Toezicht en handhaving
Kern van deze wetswijziging is regulering van de verwerking van persoonsgegevens door
gemeenten bij schuldhulpverlening en in het bijzonder de afstemming van de Wgs met
de AVG. Schuldhulpverlening omvat geen uitkering, toeslag, etc. voor burgers, zodat
misbruik en oneigenlijk gebruik door burgers van de Wgs geen risico is. De AP houdt
toezicht op de naleving van de regels voor bescherming van persoonsgegevens. De AP
gebruikt een groot deel van de capaciteit om onderzoek te doen naar de naleving van
de AVG. Heeft de AP tijdens onderzoek overtredingen vastgesteld, dan kan de AP, in
het geval van schuldhulpverlening, de gemeente dwingen deze overtredingen te beëindigen.
Bijvoorbeeld door een last onder dwangsom op te leggen. Andere belangrijke taken van
de AP zijn bijvoorbeeld adviseren over nieuwe regelgeving. In dat kader heeft de AP
een wetgevingsadvies gegeven over deze wijziging van de Wgs.
Om naleving van de privacyregels te waarborgen heeft iedere gemeente een eigen, interne
toezichthouder: Functionaris voor de gegevensbescherming. Om vooraf de privacyrisico’s
van gegevensverwerking voor schuldhulpverlening in kaart te brengen maken (en actualiseren)
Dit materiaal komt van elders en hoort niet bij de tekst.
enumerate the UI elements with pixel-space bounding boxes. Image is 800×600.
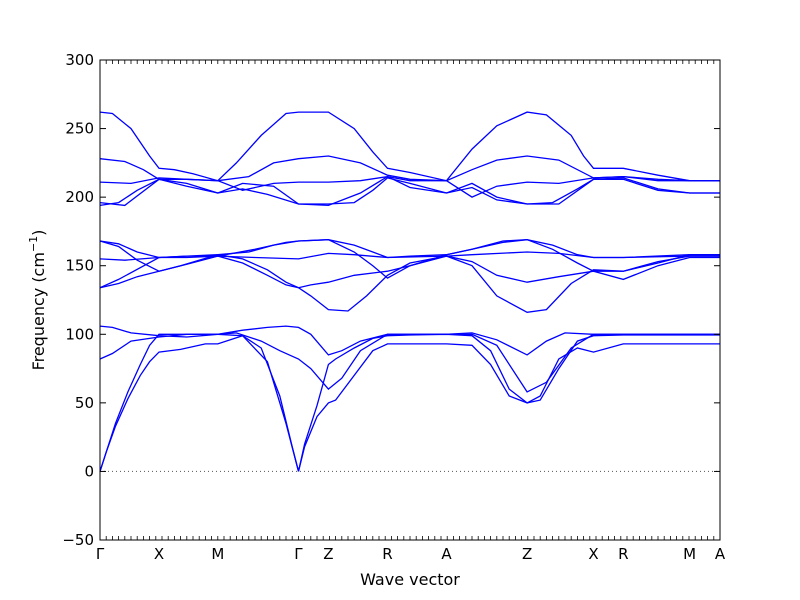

gemeenten een gegevensbeschermingseffectbeoordeling (DPIA). Deze beoordeling is belangrijk
voor bepalen en nemen van technische en organisatorische maatregelen om de risico’s
te verkleinen.
6. Financiële gevolgen
Schulden kosten de maatschappij veel geld. De vuistregel is dan ook dat investeringen
in het voorkomen en oplossen van schulden zich altijd terugverdienen. Dat geldt zowel
voor burgers die incassokosten en boetes voorkomen, gemeenten die bijvoorbeeld besparen
op uitkeringen, zorg en maatschappelijke ondersteuning als schuldeisers die allerlei
kosten uitsparen van betalingsherinneringen tot deurwaarders en huisuitzettingen vanwege
huurachterstanden. Enkele cijfers: Een huishouden met problematische schulden kost
de maatschappij ongeveer € 100.000 (over tien jaar). Minder dan 1% hiervan zijn directe
kosten voor schuldhulpverlening. Gemeenten ontvangen hiervoor via de algemene uitkering
van het Gemeentefonds geld. Gemeenten geven gemiddeld in de orde van grootte van € 15
per inwoner per jaar uit aan schuldhulpverlening. Dit is een investering die zich
terugverdient, zowel binnen de gemeente (vooral voorkomen bijstandsuitkeringen) als
maatschappij breed (denk aan voorkomen werkloosheid, ziektekosten, afsluiten energie,
enz.). Elke euro die gemeenten besteden aan schuldhulpverlening, leidt tot gemiddeld
twee euro aan kostenbesparing op andere plekken.32
Het doel van deze wetswijzing, uitwisseling van persoonsgegevens faciliteren, maakt
schuldhulpverlening effectiever en efficiënter. Dit levert voor alle betrokkenen kostenbesparingen
op. Dit geldt in het bijzonder voor vroegsignalering van schulden.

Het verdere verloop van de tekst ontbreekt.